0328 - Wir legten einen Köder aus
»Ich wollte, ich könnte immer bei dir sein.«
»Über dieses Thema werden wir uns sehr bald unterhalten.«
Er hörte, wie sie vor Überraschung schluckte. Eine ganze Weile blieb es still.
Danach klang ihre Stimme heiserer als sonst.

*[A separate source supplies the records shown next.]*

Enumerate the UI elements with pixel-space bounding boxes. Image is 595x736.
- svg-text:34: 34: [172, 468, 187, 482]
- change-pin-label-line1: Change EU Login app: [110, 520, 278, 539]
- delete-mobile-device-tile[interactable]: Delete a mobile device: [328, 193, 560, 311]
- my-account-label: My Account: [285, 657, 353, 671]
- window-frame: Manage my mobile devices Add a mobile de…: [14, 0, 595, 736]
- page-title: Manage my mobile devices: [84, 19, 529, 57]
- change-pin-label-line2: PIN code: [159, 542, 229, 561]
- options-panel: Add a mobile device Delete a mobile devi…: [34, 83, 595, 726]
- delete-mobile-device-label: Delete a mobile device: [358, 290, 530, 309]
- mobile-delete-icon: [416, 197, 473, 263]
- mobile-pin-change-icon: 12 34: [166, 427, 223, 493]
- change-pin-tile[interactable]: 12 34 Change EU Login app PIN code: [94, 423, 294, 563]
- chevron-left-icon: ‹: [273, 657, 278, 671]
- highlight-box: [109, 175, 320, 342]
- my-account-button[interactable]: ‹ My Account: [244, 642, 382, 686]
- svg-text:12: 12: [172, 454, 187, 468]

»Warum werden wir uns darüber unterhalten?«
»Weil ich verliebt in dich bin. Weil ich - ach, was! Du wirst es bald erfahren, Liebling, bald!«
»Wie bald?«
»So fragt man kleine Kinder aus. Bald ist bald. Warte es ab. Was macht dein Schwips?«
»Er hat sich noch nicht verflüchtigt.«
»Grüß ihn von mir. Und was macht dein behütetes Schwesterchen?«
»Sie wird schlafen, falls dein Anruf sie nicht geweckt hat. Ich habe nicht nach ihr gesehen, weil ich sie nicht stören wollte.«
»Das war vernünftig. Wenn man sich schon die halben Nächte herumtreibt, sollte man nicht auch noch andere Menschen im Schlaf stören.«
»Ja, Liebling. Du hast ausnahmsweise einmal recht.«
»Ich habe immer recht. Übrigens fällt mir ein, dass dein Schwesterchen bald Geburtstag hat. Gib mir einen Tipp, was ich ihr schenken kann.«
»Das musst du dir selbst einfallen lassen. Frauen lieben die Überraschung.«
»Wieso Überraschung? Ist es dein Geburtstag?«
»Nein, aber ich will auch überrascht werden. Wenn du dir nichts einfallen lässt, wird meine Schwester dich nicht in unserer Familie akzeptieren können.«
»Hauptsache, du akzeptierst mich.«
»Aber ja, Liebling, sogar, wenn ich nüchtern bin. Ach, du lieber Himmel!«
»Was ist denn jetzt los?«
»Ich hatte Ethel versprochen, ihr das neue Lehrbuch für Mathematik mitzubringen. Ich hab’s vergessen! Es ist deine Schuld! Man überfällt ein Mädchen nicht so aus heiterem Himmel mit einer Einladung…«
Ihre Stimme war wieder hell und perlend. Er hörte mit geschlossenen Augen auf diese silberhelle Stimme, die er so liebte.
Erst als er merkte, dass sie immer öfter ein Gähnen unterdrücken musste, lenkte er zum Ende ihres nächtlichen Gesprächs hin.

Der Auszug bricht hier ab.